Because of a macabre slip up, a man named Peter Bradburn, who also died just before Christmas, was cremated in his place. When mourners turned up later for Bradburn’s funeral, at the same Wolverhampton crematorium, they were in fact seeing off the mortal remains of the lonely MEP. Central England Cooperative Funeralcare is investigating.

Mandelson, the role model

The actor Mark Gatiss was most recently seen in Wolf Hall as the creepy, conniving bishop Stephen Gardiner. Before that, he played Sherlock Holmes’s creepy brother, Mycroft. Next, in a complete departure, he will appear in Channel 4’s political drama Coalition, playing that servant of the people, Lord Mandelson.

Or is it a complete departure? “Mandelson was a direct influence on how I played Mycroft,” he says in the freebie newspaper Waitrose Weekend. “He and Mycroft and Gardiner are all essentially the same sort of figure – very shadowy string-pullers, the sort of people you could imagine sitting out a world war.”

Grayling’s Pannick attack

Chris Grayling, the current Lord Chancellor, is said by some to be the worst lord chancellor in living memory. Others would argue that verdict is too kind. Lord Pannick, one of the country’s leading barristers, who belongs to no political party, summed up Grayling’s achievement on Wednesday evening in the polite and understated language they use in the House of Lords,

“Mr Grayling’s period of office has been notable only for his attempts to restrict judicial review and human rights, his failure to protect the judiciary against criticism from his colleagues; and the reduction of legal aid to a bare minimum,” he said.
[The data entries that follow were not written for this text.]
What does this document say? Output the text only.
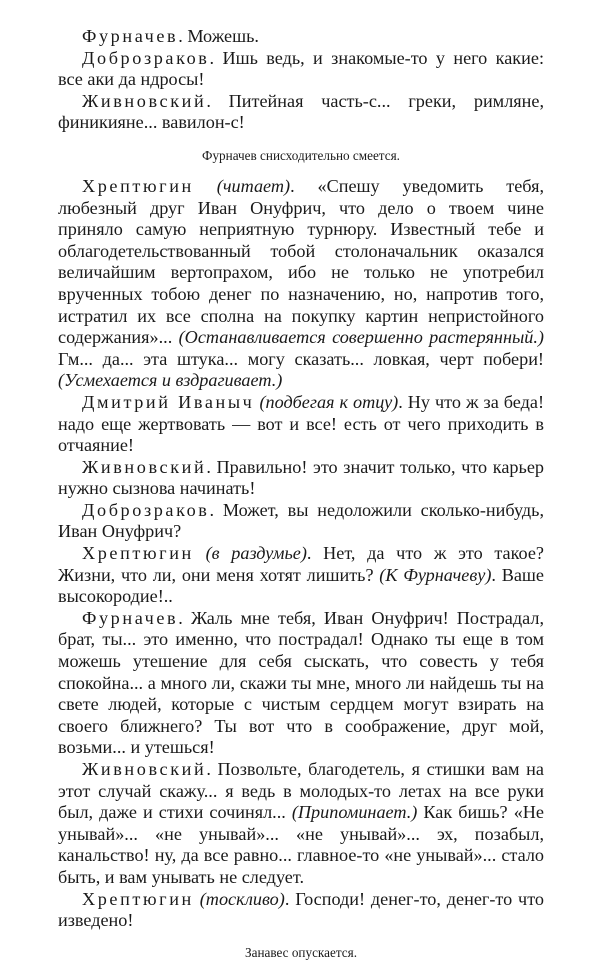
Фурначев. Можешь.

Доброзраков. Ишь ведь, и знакомые-то у него какие: все аки да ндросы!

Живновский. Питейная часть-с... греки, римляне, финикияне... вавилон-с!

Фурначев снисходительно смеется.

Хрептюгин (читает). «Спешу уведомить тебя, любезный друг Иван Онуфрич, что дело о твоем чине приняло самую неприятную турнюру. Известный тебе и облагодетельствованный тобой столоначальник оказался величайшим вертопрахом, ибо не только не употребил врученных тобою денег по назначению, но, напротив того, истратил их все сполна на покупку картин непристойного содержания»... (Останавливается совершенно растерянный.) Гм... да... эта штука... могу сказать... ловкая, черт побери! (Усмехается и вздрагивает.)

Дмитрий Иваныч (подбегая к отцу). Ну что ж за беда! надо еще жертвовать — вот и все! есть от чего приходить в отчаяние!

Живновский. Правильно! это значит только, что карьер нужно сызнова начинать!

Доброзраков. Может, вы недоложили сколько-нибудь, Иван Онуфрич?

Хрептюгин (в раздумье). Нет, да что ж это такое? Жизни, что ли, они меня хотят лишить? (К Фурначеву). Ваше высокородие!..

Фурначев. Жаль мне тебя, Иван Онуфрич! Пострадал, брат, ты... это именно, что пострадал! Однако ты еще в том можешь утешение для себя сыскать, что совесть у тебя спокойна... а много ли, скажи ты мне, много ли найдешь ты на свете людей, которые с чистым сердцем могут взирать на своего ближнего? Ты вот что в соображение, друг мой, возьми... и утешься!

Живновский. Позвольте, благодетель, я стишки вам на этот случай скажу... я ведь в молодых-то летах на все руки был, даже и стихи сочинял... (Припоминает.) Как бишь? «Не унывай»... «не унывай»... «не унывай»... эх, позабыл, канальство! ну, да все равно... главное-то «не унывай»... стало быть, и вам унывать не следует.

Хрептюгин (тоскливо). Господи! денег-то, денег-то что изведено!

Занавес опускается.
As for the fees Grayling proposes to charge litigants in civil courts, he added: “His finale before the general election is to undermine basic access to justice. If you wrap yourself in the Magna Carta, as Mr Grayling sought to do last week, you are inevitably and rightly going to invite scorn and ridicule if you then throw cold water over an important part of our legal heritage.”